Benzodiazepine-dependent stabilization of GABAA receptors at synapses

•GABAAR agonist muscimol destabilizes GABAARs at inhibitory synapses.•GABAAR antagonists have the opposite effect.•Diazepam stabilizes GABAARs at synapses, thereby preventing the agonist effects.•Muscimol and diazepam effects do not depend on neuronal activity and Ca2 + signaling.•Diazepam has receptor-autonomous effects that rely on receptor–scaffold interactions.

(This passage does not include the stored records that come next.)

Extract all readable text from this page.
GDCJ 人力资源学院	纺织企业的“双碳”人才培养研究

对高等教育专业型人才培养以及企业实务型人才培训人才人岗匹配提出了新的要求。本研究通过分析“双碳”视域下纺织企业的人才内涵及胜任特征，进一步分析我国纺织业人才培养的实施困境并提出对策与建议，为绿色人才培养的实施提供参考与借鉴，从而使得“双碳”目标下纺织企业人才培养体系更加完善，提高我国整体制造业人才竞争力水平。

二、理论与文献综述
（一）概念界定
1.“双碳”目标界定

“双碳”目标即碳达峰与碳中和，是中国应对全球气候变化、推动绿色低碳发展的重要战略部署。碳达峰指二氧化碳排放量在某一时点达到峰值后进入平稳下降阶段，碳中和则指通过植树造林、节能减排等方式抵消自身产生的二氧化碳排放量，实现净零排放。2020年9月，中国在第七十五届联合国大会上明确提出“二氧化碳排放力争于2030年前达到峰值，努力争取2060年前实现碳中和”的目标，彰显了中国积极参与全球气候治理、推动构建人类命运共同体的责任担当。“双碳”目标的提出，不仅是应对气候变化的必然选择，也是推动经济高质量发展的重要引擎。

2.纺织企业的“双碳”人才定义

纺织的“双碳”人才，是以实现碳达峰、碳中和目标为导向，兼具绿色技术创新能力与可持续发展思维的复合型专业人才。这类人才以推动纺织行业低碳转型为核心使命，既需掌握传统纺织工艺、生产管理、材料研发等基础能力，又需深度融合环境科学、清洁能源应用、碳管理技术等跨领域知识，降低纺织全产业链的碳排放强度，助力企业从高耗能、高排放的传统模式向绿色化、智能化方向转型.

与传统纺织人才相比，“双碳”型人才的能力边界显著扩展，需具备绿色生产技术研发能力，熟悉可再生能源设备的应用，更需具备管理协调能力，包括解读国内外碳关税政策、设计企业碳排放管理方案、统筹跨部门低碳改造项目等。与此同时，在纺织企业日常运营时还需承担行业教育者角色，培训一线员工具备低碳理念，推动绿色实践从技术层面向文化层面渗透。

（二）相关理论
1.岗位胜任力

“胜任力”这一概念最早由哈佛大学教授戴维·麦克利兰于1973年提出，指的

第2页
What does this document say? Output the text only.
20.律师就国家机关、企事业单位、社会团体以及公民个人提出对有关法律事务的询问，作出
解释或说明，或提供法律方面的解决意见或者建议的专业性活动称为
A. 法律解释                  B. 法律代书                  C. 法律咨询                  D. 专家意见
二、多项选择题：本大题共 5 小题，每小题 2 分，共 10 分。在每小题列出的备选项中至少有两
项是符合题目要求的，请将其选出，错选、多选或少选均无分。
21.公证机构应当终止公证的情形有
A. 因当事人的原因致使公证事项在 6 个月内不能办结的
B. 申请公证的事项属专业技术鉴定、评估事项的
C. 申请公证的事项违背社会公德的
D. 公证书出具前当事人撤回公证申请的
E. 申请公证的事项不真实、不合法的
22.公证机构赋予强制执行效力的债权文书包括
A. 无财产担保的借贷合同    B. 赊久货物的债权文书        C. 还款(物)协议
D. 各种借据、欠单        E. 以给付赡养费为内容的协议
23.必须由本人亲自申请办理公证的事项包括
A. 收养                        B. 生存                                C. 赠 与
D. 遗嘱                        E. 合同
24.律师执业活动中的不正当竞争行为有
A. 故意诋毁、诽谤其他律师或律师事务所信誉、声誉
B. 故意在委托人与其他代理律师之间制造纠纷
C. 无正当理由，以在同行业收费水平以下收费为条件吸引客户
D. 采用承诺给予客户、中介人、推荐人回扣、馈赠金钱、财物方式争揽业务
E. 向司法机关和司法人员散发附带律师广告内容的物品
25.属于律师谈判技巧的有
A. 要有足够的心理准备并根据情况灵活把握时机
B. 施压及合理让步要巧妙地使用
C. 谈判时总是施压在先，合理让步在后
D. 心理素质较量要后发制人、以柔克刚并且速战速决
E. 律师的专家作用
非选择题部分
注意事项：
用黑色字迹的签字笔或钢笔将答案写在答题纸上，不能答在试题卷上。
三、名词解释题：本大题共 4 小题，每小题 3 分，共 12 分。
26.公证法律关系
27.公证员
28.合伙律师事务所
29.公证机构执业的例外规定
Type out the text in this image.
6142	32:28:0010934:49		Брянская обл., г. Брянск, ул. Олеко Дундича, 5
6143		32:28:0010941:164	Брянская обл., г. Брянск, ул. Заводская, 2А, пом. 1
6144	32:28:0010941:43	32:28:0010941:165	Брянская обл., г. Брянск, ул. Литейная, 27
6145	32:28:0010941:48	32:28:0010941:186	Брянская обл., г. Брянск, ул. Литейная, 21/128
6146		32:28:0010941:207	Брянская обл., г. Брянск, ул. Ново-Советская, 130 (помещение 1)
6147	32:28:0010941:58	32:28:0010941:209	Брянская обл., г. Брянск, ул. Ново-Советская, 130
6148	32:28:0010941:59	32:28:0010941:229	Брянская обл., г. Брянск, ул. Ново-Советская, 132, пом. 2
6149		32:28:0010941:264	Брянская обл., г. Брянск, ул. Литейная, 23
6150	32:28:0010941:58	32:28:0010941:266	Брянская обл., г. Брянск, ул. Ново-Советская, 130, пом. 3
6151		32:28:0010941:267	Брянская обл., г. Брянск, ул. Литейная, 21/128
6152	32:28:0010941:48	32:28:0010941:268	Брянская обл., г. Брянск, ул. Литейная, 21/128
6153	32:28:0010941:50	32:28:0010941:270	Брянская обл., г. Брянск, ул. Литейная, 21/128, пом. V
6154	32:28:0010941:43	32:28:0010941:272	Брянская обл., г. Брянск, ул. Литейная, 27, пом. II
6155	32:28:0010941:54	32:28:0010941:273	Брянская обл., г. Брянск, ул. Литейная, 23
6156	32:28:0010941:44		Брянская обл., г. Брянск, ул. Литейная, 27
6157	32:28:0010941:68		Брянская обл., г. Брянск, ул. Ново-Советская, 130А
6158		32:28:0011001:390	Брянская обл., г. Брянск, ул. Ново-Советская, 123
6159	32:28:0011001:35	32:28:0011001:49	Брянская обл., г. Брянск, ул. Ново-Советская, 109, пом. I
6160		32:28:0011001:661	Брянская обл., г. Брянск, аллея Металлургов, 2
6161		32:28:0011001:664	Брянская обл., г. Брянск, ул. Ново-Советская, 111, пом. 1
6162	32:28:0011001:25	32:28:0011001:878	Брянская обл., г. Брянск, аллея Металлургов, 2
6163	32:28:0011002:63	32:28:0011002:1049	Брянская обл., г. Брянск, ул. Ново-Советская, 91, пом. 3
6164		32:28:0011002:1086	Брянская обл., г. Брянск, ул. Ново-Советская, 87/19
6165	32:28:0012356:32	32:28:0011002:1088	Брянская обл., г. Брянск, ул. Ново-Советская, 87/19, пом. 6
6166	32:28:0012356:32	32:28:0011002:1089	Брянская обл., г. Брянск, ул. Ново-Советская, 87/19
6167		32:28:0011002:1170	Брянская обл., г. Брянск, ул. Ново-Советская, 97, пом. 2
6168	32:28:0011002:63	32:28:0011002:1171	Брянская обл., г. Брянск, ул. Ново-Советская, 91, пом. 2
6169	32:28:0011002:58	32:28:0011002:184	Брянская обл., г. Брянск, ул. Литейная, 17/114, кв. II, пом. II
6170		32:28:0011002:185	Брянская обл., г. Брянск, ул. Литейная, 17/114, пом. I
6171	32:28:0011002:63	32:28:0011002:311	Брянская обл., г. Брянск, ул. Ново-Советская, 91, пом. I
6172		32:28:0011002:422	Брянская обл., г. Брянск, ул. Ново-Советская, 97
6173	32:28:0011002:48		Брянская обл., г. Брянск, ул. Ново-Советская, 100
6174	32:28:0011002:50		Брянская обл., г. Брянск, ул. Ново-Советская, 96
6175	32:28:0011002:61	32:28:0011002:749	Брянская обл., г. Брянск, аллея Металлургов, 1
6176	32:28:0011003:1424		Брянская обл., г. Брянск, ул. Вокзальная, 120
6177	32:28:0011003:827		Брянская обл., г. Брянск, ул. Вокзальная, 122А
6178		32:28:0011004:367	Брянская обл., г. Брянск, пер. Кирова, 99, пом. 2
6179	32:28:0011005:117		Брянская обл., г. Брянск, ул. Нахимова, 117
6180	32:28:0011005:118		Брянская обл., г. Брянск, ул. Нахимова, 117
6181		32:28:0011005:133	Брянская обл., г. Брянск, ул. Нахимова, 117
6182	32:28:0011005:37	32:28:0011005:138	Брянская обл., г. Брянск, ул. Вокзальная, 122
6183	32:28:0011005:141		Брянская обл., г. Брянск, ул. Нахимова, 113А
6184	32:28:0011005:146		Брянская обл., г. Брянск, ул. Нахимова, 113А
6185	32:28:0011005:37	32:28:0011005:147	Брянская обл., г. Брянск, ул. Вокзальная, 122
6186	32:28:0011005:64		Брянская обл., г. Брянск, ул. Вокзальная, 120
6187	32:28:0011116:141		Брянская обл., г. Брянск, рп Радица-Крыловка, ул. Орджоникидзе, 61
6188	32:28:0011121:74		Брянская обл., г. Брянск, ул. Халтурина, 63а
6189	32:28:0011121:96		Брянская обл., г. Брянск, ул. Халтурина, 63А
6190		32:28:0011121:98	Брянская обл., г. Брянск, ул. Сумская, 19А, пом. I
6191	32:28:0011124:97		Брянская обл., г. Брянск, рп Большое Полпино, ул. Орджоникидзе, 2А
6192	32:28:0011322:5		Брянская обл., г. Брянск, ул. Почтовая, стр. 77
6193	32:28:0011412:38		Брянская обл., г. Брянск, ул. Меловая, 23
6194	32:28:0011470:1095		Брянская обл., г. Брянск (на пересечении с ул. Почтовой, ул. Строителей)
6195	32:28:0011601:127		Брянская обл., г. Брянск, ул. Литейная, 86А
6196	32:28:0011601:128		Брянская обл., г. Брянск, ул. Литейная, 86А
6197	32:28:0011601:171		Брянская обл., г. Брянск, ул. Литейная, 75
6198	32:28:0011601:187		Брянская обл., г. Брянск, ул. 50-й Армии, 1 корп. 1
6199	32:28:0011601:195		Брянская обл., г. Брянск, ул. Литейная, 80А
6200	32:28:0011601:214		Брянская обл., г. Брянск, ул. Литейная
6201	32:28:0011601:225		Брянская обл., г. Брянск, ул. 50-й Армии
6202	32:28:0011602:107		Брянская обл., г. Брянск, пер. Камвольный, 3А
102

GABAA receptors constitutively enter and exit synapses by lateral diffusion in the plane of the neuronal membrane. They are trapped at synapses through their interactions with gephyrin, the main scaffolding protein at inhibitory post-synaptic densities. Previous work has shown that the synaptic accumulation and diffusion dynamics of GABAARs are controlled via excitatory synaptic activity. However, it remains unknown whether GABAAR activity can itself impact the surface trafficking of the receptors. Here we report the effects of GABAAR agonists, antagonists and allosteric modulators on the receptor's surface dynamics. Using immunocytochemistry and single particle tracking experiments on mouse hippocampal neurons, we show that the agonist muscimol decreases GABAAR and gephyrin levels at synapses and accelerates the receptor's lateral diffusion within 30–120 min of treatment. In contrast, the GABAAR antagonist gabazine increased GABAAR amounts and slowed down GABAAR diffusion at synapses. The response to GABAAR activation or inhibition appears to be an adaptative regulation of GABAergic synapses. Surprisingly, the positive allosteric modulator diazepam abolished the regulation induced by muscimol, and this effect was observed on α1, α2, α5 and γ2 GABAAR subunits. Altogether these results indicate that diazepam stabilizes synaptic GABAARs and thus prevents the agonist-induced regulation of GABAAR levels at synapses. This occurred independently of neuronal activity and intracellular calcium and involved GABAAR–gephyrin interactions, suggesting that the changes in GABAAR diffusion depend on conformational changes of the receptor. Our study provides a new molecular mechanism involved in the adaptative response to changes in GABAAR activity and benzodiazepine treatments.